Trois minutes, c’est vite passé et certains pourraient dire que c’est bien peu. Mais en fait, selon Nathalie Arsenault, au cours de ces trois derniers jours de négociation, le temps est compté et chaque pays ne dispose que de trois minutes pour présenter ses derniers arguments. Une coalition d’organisation non gouvernementales a eu trois minutes de parole elle aussi. «Et nous n’avions pas de statut officiel à la conférence. Quant à savoir si nos interventions ont changé quelque chose…»
Nathalie Arsenault n’a pas encore 25 ans et elle espère que la terre pourra lui procurer une bonne vie encore longtemps.

«Il faut garder espoir qu’il n’est pas trop tard. Sinon, que reste-t-il? On ne peut pas savoir ce qui va arriver dans l’avenir mais si on croit qu’on ne peut rien changer, sur rien, aussi bien tout arrêter maintenant.»

Les changements climatiques est le dossier le plus global et universel qui existe présentement.

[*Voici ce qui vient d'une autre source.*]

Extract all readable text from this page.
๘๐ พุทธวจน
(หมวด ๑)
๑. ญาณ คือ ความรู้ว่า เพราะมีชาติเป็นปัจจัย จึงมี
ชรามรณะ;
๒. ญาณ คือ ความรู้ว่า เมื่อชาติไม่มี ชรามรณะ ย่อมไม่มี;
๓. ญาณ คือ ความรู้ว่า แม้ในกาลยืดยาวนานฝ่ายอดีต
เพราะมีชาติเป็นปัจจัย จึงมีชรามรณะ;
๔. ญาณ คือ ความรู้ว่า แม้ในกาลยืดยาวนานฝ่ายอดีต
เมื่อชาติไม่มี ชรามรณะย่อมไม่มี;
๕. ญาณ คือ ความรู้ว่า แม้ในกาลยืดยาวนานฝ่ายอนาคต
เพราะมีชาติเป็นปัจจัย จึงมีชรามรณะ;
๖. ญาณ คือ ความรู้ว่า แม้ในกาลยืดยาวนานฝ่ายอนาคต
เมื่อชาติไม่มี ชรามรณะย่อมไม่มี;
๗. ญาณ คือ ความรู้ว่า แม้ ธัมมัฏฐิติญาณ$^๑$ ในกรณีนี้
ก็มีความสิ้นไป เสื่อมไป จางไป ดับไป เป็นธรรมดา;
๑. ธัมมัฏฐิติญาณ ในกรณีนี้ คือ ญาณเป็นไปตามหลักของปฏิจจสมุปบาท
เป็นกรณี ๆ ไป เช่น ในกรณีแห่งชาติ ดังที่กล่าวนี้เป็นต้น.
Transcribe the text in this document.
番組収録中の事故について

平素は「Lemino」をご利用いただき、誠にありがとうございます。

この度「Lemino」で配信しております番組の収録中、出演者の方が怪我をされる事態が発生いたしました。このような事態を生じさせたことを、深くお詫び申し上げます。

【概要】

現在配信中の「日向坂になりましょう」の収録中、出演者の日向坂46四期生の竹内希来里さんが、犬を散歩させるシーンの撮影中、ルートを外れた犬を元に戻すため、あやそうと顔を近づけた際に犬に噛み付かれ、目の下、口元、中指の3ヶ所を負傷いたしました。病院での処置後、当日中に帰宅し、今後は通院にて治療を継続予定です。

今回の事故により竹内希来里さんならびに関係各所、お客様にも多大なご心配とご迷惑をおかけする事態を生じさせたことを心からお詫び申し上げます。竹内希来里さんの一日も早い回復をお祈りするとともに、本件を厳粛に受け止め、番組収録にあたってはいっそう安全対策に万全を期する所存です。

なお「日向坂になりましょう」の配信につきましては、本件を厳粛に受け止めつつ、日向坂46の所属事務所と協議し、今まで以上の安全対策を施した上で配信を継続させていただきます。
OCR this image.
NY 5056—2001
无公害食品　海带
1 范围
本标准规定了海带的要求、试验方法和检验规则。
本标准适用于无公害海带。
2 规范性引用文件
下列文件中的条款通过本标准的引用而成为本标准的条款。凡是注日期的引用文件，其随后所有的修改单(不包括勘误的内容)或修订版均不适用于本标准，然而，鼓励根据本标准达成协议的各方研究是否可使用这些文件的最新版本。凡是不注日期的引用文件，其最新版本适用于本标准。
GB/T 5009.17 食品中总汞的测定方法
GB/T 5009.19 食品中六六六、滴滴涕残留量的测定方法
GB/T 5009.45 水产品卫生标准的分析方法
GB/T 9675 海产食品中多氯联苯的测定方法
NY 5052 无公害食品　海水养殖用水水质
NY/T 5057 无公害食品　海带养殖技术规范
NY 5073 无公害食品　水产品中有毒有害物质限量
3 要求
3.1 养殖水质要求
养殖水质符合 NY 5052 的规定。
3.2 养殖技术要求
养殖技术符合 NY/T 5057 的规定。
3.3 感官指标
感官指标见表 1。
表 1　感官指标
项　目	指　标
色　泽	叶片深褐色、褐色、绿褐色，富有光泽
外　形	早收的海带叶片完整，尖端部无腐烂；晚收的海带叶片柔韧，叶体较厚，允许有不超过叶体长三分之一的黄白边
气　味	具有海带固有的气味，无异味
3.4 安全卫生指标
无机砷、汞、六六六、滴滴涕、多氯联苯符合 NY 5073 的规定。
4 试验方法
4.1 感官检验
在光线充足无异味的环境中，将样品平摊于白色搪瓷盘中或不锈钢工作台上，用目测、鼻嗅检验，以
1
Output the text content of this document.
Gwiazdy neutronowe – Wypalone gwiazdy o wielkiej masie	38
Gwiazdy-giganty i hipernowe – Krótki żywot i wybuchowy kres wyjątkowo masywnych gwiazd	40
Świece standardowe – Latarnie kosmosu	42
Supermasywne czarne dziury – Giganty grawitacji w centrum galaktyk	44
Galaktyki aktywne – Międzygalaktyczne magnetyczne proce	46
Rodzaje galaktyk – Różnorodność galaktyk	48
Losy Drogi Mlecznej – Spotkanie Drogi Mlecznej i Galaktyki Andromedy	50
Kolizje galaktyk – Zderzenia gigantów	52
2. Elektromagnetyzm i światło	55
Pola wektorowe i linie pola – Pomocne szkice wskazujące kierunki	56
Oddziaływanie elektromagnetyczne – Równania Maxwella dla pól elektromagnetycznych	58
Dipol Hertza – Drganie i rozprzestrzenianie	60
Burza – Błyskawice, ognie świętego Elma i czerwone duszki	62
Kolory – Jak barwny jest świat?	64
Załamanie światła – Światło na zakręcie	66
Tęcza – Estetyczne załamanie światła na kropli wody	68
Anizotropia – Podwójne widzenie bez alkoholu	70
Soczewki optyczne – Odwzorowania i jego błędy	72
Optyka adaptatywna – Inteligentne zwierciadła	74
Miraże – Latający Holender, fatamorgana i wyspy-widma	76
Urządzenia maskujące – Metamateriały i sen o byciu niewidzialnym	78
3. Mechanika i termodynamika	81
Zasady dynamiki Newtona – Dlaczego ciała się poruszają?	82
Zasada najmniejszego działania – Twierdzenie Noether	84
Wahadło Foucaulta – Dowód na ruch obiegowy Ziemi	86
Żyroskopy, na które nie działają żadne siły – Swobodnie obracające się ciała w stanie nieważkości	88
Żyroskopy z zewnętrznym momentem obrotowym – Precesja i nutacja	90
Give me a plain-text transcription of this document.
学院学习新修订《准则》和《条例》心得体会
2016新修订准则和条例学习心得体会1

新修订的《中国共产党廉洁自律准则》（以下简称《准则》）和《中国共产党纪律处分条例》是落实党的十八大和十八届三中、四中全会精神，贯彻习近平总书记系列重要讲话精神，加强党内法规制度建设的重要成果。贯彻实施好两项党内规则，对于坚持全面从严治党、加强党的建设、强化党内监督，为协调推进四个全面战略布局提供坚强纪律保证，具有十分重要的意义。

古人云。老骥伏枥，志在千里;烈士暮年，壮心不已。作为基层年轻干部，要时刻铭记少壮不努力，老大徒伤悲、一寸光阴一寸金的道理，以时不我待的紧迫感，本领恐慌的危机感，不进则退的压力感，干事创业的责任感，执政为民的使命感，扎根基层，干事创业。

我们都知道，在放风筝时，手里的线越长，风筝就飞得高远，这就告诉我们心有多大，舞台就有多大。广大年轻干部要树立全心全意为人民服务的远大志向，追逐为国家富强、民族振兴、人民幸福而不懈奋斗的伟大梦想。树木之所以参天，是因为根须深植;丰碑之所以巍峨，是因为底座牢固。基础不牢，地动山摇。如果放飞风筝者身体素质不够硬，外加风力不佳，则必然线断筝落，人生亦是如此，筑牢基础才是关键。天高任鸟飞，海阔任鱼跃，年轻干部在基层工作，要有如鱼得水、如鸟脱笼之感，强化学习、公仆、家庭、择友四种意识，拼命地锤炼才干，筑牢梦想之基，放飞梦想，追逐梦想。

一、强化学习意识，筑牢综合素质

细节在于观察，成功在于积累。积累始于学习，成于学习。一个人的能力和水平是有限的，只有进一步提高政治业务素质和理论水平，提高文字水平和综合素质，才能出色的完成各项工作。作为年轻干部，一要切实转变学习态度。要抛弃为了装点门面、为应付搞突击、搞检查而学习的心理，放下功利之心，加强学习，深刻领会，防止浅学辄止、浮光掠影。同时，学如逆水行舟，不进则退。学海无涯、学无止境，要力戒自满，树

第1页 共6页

Les populations sont préoccupées par cette question, les Canadiens sont préoccupés par le réchauffement du climat, mais les gouvernements n’écoutent pas les citoyens qui ont voté pour eux, estime Nathalie Arsenault.

«Dans mes cours, en études internationales, j’étudie la sécurité humaine, la sécurité alimentaire, du droit de l’environnement. Qu’y a-t-il de plus près de l’être humain que sa relation avec la terre qui le nourrit?»

Nathalie Arsenault va poursuivre ses démarches pour que le Canada reprenne son rôle de leader dans les changements climatiques. Elle prévoit aider à la coordination des conférences à son université, et continuer d’alimenter le débat.

Elle invite les gens à faire une recherche sur le Web pour trouver les informations sur la «Canadian Youth Delegation» ou en français «délégation de jeunes canadiens».

Les jeunes ont aussi produit un blogue au www.itisgettinghotinhere.org et sur lequel Nathalie signe au moins un texte.

Aussi, il y a toujours le site de la conférence, qu’on trouve au www.unfccc.int.